Carbachol is a medication that is used in the medical field to treat certain conditions such as glaucoma, irritable bowel syndrome, and urinary incontinence. It is a cholinergic agonist, which means that it works by stimulating the action of a neurotransmitter called acetylcholine in the body. Acetylcholine is involved in a wide range of bodily functions, including muscle contraction, digestion, and the regulation of the heart rate and blood pressure. By stimulating the action of acetylcholine, carbachol can help to relax muscles, increase the production of digestive juices, and slow down the heart rate and blood pressure. It is usually administered as an eye drop for glaucoma, as a suppository for irritable bowel syndrome, or as an injection for urinary incontinence.

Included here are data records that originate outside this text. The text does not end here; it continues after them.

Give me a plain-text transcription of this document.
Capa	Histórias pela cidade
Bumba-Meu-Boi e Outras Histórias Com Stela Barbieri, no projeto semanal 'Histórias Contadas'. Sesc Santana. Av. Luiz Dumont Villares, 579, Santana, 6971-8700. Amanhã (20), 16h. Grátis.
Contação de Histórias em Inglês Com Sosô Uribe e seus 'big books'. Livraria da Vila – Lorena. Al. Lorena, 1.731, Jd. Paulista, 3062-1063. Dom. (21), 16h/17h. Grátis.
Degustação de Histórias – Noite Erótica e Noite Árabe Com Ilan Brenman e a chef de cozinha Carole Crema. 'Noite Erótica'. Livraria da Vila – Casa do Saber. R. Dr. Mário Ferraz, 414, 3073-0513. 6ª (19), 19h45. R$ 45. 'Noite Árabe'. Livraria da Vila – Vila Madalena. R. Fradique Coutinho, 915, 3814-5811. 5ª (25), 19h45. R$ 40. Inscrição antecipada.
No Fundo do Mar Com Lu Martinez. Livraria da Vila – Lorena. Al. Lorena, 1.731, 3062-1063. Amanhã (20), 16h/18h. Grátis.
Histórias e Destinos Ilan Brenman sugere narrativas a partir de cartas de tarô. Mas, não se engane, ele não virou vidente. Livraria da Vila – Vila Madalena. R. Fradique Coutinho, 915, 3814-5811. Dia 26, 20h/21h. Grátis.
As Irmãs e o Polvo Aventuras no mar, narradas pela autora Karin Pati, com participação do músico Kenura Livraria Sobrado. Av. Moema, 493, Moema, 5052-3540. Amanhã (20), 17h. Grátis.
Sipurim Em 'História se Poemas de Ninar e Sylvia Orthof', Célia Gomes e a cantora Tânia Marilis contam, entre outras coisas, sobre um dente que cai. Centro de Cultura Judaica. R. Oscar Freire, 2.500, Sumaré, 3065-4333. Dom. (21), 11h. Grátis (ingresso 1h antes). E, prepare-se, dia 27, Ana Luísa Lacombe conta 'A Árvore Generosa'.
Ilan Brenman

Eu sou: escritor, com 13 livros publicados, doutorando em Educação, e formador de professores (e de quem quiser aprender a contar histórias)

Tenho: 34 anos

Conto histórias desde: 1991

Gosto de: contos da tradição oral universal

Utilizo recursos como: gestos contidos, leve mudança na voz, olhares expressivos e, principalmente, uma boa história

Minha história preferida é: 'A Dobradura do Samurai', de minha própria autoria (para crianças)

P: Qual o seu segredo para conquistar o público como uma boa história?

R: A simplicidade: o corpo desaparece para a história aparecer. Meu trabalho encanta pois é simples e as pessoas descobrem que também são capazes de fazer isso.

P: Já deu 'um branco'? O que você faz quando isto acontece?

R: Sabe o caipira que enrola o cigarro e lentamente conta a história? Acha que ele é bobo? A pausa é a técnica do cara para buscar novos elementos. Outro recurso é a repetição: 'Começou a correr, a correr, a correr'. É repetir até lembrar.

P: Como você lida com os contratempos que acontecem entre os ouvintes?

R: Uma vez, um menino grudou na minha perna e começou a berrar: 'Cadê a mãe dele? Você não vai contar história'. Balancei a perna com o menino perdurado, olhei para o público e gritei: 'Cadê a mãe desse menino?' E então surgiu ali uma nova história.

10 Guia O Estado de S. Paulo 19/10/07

Pirenzepine is a medication that is used to treat symptoms of peptic ulcers, such as stomach pain and heartburn. It works by blocking the action of a chemical called acetylcholine, which helps to relax the muscles in the stomach and intestines. This can help to reduce the amount of acid that is produced in the stomach, which can help to relieve symptoms of peptic ulcers. Pirenzepine is available in both tablet and capsule form and is usually taken once or twice a day, with or without food. It is important to follow the instructions of your healthcare provider when taking pirenzepine, as it can cause side effects such as dizziness, headache, and constipation.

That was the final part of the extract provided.